Toleransi, le mot-clé est lâché. Cette tolérance que n’a pas ressentie Ibu Saeni lorsque la police municipale (Satpol PP) est venue quelques jours plus tôt fermer manu militari son warteg dans sa bonne ville de Serang (Banten, Java-Ouest) et saisir la nourriture qu’elle vendait. Filmée par la TV, cette razia légale en vertu de la liberté pour les régions et les municipalités de décider de certaines de leurs lois a provoqué l’émoi de tout le pays sur les réseaux sociaux. Sur le reportage, on voit la pauvre Ibu Saeni pleurer toutes ses larmes lorsque les policiers municipaux saisissent ses plats et ustensiles de cuisine devant les caméras. Au micro du reporter de Kompas TV, un responsable en uniforme explique : « Ce warung est la cible de cette opération car il est ouvert en journée et sert à manger aux gens qui ne font pas le jeûne. » Dans la bonne ville de Serang, les oulémas veillent à l’observation sans faille du ramadan. Mais sur Facebook, Twitter et Instagram, les netizens font maintenant part de leur indignation…

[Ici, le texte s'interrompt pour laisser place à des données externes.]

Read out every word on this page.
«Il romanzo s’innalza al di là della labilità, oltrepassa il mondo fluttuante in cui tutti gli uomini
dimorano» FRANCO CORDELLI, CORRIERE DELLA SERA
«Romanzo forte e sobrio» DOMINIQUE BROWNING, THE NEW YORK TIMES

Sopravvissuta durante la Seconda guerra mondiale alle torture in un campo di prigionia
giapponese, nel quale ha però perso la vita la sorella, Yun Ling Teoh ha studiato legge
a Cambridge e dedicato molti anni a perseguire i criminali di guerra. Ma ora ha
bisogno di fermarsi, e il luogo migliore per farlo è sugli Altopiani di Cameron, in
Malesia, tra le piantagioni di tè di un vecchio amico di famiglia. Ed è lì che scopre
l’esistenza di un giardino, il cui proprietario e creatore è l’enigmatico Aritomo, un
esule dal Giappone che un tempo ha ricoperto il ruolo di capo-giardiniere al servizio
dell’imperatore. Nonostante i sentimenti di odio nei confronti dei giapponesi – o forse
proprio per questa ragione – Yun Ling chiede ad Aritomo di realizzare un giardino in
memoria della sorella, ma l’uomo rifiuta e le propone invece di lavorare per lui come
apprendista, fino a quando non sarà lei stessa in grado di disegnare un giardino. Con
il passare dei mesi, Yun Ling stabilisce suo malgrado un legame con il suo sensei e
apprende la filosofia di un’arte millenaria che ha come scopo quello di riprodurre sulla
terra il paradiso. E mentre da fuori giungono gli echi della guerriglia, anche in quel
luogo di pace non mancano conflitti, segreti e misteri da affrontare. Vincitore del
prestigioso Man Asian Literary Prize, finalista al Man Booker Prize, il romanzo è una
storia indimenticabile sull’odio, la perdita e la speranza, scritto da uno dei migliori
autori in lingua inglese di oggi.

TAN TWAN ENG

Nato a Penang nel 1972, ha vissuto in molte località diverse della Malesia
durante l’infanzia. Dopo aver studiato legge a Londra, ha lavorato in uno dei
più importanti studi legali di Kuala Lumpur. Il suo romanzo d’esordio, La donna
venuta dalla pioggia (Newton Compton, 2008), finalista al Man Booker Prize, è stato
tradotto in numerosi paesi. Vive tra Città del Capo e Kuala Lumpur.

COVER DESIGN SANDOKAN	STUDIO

Depuis, elle passe son temps à demander pardon…
Deddy Corbuzier appelle Ibu Saeni à entrer sur le plateau. Il s’obstinera pendant toute la durée du show à l’appeler Bu Eni, d’une façon familière, sans doute pour la mettre à l’aise. Car la petite dame de 53 ans, mère de 4 enfants n’en mène pas large. Propulsée sous les feux de la rampe « à l’insu de son plein gré » depuis plusieurs jours, elle a connu toute la palette des émotions possibles et ne comprend visiblement rien à ce qui lui arrive. Elle passe d’ailleurs son temps à demander pardon. Une vertu appréciée en Indonésie, mais aussi dans l’islam, qui plus est pendant le mois du jeûne… Au moins, comme cela, elle est sûre de ne pas faire un autre impair. Car si la majorité du pays la soutient et condamne le diktat des intolérants de Serang, le président Jokowi en tête, elle n’est pas du tout sûre d’être dans son droit et porte encore la culpabilité d’avoir commis une faute grave envers sa religion.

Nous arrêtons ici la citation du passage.